Running time: 138 mins. Starring: Brad Pitt, Sean Penn, Jessica Chastain, Hunter McCracken, Tye Sheridan, Laramie Eppler, Fiona Shaw, Irene Bedard, Jessica Fuselier. Director: Terrence Malick.

In a career spanning almost four decades, Illinois-born film-maker Terrence Malick has directed just five films, which have all been nominated for or won cinema’s glittering prizes including the Palme d’Or at Cannes and the Golden Bear from Berlin.

Unlike so many of his contemporaries, Malick doesn’t feel any pressure to court adulation.

But, in a business that churns out mediocre fare to satisfy the demand of popcorn-munching, multiplex audiences, Malick is a delicious anomaly.

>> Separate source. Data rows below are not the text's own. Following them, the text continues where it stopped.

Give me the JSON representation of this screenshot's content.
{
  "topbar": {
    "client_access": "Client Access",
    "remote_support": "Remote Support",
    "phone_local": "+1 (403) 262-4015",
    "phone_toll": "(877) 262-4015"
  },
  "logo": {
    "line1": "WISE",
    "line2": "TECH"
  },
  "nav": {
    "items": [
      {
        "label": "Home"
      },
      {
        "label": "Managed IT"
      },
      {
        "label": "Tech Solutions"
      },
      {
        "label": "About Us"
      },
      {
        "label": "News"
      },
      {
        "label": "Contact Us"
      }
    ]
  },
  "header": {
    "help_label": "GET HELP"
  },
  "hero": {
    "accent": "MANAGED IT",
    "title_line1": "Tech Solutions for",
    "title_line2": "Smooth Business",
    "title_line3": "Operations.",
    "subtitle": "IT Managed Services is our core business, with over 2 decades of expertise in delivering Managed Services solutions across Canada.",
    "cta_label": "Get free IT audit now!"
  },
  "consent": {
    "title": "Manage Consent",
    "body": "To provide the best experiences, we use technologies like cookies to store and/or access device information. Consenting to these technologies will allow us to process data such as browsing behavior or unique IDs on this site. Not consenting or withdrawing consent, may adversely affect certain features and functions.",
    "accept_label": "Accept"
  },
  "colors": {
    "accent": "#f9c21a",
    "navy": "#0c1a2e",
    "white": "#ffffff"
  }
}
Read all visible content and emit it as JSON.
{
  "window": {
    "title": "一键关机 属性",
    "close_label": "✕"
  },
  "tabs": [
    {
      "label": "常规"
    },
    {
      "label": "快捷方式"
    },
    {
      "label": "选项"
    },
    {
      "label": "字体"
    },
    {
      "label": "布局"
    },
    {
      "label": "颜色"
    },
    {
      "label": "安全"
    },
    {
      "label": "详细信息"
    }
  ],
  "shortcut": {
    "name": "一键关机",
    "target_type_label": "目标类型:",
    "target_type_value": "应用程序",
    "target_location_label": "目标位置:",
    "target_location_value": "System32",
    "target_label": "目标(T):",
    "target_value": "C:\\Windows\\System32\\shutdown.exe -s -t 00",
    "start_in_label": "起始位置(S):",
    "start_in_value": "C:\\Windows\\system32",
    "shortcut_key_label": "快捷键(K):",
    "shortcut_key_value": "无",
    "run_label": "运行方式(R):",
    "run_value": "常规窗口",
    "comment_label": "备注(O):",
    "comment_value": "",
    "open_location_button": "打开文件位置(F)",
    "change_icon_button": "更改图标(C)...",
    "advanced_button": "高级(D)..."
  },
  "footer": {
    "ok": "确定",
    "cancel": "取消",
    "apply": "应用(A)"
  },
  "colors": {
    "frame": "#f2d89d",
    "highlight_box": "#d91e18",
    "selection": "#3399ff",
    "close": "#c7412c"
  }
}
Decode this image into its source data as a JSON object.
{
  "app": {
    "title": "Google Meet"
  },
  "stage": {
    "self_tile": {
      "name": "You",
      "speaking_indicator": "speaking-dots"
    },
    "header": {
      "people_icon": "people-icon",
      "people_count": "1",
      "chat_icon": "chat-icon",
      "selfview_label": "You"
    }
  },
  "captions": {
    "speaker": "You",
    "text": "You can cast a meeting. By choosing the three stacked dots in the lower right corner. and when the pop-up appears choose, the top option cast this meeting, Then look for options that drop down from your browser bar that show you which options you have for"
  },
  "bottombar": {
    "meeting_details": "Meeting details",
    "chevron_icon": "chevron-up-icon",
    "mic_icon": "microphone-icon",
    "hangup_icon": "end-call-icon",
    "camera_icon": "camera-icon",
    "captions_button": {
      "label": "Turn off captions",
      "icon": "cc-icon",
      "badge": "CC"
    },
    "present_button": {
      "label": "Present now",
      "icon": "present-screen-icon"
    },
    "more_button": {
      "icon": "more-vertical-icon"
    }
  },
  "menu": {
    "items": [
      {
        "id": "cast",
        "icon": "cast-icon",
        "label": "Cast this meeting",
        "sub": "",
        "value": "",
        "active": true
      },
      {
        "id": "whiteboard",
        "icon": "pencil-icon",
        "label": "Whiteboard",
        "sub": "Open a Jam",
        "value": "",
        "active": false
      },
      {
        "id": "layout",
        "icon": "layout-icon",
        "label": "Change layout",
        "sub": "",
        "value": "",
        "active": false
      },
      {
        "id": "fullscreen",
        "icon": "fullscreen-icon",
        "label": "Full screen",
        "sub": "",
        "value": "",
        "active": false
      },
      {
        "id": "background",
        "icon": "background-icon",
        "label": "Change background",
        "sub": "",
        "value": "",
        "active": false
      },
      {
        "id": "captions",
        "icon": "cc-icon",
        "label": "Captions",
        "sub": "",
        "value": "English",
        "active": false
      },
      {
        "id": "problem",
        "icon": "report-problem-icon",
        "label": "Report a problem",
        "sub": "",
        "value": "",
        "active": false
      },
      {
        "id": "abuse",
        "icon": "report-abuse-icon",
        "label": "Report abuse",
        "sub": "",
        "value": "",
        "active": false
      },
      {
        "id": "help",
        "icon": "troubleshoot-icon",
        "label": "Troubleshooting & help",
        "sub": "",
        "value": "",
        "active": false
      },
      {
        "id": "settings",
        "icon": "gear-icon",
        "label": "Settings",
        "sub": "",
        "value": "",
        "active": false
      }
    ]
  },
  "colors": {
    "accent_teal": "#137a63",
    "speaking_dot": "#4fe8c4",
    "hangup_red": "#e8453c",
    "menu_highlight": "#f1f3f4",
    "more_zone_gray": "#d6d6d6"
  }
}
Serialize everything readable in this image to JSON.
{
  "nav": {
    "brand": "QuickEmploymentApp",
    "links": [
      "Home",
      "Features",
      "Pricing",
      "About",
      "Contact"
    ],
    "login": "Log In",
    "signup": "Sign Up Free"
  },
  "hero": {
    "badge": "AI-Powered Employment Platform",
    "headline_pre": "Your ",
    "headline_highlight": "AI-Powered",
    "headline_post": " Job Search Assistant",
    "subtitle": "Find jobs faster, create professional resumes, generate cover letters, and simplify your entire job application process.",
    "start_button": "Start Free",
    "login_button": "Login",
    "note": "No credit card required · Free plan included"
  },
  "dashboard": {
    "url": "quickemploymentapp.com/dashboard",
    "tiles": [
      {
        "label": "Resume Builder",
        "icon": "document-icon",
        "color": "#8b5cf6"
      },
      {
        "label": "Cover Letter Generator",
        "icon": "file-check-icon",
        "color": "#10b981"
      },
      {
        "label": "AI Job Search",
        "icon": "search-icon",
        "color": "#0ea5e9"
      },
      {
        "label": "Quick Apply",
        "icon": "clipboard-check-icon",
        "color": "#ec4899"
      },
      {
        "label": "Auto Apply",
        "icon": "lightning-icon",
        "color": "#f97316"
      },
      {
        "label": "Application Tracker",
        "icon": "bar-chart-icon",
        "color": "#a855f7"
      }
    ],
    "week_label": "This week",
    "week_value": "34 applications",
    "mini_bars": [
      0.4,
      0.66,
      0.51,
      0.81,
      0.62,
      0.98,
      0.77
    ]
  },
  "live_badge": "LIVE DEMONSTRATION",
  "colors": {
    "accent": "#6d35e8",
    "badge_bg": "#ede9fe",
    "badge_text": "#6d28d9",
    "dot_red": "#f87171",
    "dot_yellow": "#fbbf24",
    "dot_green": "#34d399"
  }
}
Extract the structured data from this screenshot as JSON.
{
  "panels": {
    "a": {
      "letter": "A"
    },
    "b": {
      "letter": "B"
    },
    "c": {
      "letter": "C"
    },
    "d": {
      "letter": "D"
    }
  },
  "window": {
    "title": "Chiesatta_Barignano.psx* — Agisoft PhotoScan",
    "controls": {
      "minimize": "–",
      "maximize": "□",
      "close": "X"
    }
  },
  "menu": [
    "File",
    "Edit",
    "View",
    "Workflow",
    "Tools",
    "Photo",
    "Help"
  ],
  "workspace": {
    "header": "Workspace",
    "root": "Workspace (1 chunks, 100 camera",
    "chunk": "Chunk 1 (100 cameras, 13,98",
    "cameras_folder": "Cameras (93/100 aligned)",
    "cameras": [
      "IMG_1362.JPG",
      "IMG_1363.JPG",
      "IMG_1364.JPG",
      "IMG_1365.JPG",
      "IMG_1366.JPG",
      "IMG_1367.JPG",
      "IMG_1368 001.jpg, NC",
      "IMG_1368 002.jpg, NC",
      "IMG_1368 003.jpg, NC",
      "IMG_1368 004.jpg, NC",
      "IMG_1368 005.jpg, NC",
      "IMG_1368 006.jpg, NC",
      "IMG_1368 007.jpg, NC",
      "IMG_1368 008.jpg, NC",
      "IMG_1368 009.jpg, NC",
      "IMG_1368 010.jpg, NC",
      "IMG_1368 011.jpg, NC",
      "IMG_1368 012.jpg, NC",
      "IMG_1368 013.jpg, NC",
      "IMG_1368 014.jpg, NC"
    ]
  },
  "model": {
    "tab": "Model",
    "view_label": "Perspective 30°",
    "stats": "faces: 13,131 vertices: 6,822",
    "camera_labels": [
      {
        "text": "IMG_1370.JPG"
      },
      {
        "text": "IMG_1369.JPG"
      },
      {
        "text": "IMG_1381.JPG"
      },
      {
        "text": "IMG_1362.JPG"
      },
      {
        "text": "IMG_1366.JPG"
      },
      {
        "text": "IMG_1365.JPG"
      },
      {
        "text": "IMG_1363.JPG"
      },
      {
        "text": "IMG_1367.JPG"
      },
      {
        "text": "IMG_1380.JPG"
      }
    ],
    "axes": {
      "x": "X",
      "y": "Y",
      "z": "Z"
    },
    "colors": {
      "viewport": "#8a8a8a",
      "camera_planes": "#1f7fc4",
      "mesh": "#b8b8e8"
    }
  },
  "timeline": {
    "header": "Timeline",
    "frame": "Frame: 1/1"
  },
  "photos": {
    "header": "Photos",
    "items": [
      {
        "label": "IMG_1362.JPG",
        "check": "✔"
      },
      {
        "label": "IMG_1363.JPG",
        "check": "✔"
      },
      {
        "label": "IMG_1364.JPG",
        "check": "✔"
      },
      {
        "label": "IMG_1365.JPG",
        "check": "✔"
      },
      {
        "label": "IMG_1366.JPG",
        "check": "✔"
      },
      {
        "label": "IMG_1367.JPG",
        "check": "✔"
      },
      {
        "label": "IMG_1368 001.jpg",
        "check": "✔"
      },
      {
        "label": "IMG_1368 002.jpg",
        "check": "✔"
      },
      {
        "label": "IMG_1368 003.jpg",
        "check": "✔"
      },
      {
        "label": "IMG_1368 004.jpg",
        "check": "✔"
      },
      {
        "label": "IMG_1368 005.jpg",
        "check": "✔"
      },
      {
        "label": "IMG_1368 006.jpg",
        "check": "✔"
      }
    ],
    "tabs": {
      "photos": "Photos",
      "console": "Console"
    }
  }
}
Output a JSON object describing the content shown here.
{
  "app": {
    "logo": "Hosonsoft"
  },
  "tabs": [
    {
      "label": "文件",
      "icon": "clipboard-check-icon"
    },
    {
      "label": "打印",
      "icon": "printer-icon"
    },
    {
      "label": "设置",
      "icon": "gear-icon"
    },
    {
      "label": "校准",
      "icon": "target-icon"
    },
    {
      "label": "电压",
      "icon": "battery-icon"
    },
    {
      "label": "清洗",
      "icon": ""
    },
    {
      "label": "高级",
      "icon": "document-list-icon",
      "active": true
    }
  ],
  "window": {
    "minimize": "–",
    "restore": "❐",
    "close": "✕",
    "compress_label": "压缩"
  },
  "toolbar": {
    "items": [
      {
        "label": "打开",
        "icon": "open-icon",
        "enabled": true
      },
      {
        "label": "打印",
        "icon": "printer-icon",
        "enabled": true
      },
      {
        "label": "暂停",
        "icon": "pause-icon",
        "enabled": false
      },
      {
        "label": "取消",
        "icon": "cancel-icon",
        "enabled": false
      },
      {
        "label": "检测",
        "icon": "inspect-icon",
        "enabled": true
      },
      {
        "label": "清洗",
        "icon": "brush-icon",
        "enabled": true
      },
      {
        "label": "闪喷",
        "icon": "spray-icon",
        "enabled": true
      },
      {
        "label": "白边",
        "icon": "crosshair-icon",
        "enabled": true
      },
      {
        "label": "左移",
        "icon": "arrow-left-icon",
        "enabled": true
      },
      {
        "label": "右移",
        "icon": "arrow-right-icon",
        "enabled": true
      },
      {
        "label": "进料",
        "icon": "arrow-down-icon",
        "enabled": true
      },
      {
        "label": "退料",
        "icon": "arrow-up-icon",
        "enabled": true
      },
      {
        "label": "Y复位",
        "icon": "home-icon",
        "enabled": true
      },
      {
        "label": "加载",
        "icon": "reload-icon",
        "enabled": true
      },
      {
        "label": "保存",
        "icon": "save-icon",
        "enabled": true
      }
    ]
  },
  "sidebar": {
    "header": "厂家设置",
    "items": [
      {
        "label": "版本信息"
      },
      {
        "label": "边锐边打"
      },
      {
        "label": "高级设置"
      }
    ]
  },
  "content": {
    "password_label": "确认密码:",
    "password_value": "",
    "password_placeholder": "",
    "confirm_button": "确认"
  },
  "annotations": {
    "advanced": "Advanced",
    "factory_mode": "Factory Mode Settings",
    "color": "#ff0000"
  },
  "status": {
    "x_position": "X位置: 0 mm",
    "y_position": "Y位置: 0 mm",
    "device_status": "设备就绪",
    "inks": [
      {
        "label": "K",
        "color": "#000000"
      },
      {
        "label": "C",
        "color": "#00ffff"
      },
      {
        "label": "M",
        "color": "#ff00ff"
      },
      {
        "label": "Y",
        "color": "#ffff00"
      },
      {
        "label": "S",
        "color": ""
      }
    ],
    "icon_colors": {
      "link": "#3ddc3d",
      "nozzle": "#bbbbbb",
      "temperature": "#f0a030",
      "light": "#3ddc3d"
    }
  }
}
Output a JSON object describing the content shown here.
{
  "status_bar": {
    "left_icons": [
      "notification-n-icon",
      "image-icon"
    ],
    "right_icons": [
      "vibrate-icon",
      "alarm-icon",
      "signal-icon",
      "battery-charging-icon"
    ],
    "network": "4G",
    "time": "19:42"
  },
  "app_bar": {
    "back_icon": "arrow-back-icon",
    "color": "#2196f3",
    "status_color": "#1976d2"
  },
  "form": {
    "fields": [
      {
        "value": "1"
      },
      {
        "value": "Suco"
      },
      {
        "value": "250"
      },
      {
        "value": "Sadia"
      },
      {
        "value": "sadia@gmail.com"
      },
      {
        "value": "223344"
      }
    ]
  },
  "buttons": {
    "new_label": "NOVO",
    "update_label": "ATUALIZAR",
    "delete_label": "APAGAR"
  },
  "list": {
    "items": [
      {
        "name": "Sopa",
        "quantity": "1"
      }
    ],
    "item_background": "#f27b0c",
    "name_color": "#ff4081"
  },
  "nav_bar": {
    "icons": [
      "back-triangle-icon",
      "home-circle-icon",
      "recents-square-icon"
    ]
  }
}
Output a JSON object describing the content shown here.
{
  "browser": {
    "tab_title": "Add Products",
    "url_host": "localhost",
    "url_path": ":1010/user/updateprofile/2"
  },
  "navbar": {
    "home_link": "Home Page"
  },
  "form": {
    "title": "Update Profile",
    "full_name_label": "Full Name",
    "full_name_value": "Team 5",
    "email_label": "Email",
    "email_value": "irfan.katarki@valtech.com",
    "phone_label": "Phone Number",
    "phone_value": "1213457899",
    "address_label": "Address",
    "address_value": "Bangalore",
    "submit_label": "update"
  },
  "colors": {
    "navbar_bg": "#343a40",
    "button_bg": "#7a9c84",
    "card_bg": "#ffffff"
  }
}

If his 2005 historical drama The New World starring Colin Farrell fell short of lofty expectations, his latest impressionistic ode to human experience is a visually and aurally arresting triumph.

Threaded with soothing and poetic sequences of the natural world, The Tree Of Life is a film of long, haunting silences and apparent inactivity that glimpses fragments of Earth’s turbulent history.

A meteor strike sends devastating ripples across the surface of the planet, segueing into a child escaping from a submerged room, a metaphor for the birth of baby Jack in the 1950s Midwest.

The camera stays close to young Jack (Hunter McCracken) and his brothers RL (Laramie Eppler) and Steve (Tye Sheridan) as they suffer at the hands of their authoritarian father, Mr O’Brien (Brad Pitt).

Naturally the boys gravitate towards the compassionate and giving Mrs O’Brien (Jessica Chastain).

Meanwhile, in the present day, grown-up architect Jack (Sean Penn) feels disconnected from the jungle of cold, metallic skyscrapers that are now his home.

The Tree Of Life is unmistakably the work of Malick, eschewing a conventional narrative to conjure stunning images that linger in the memory.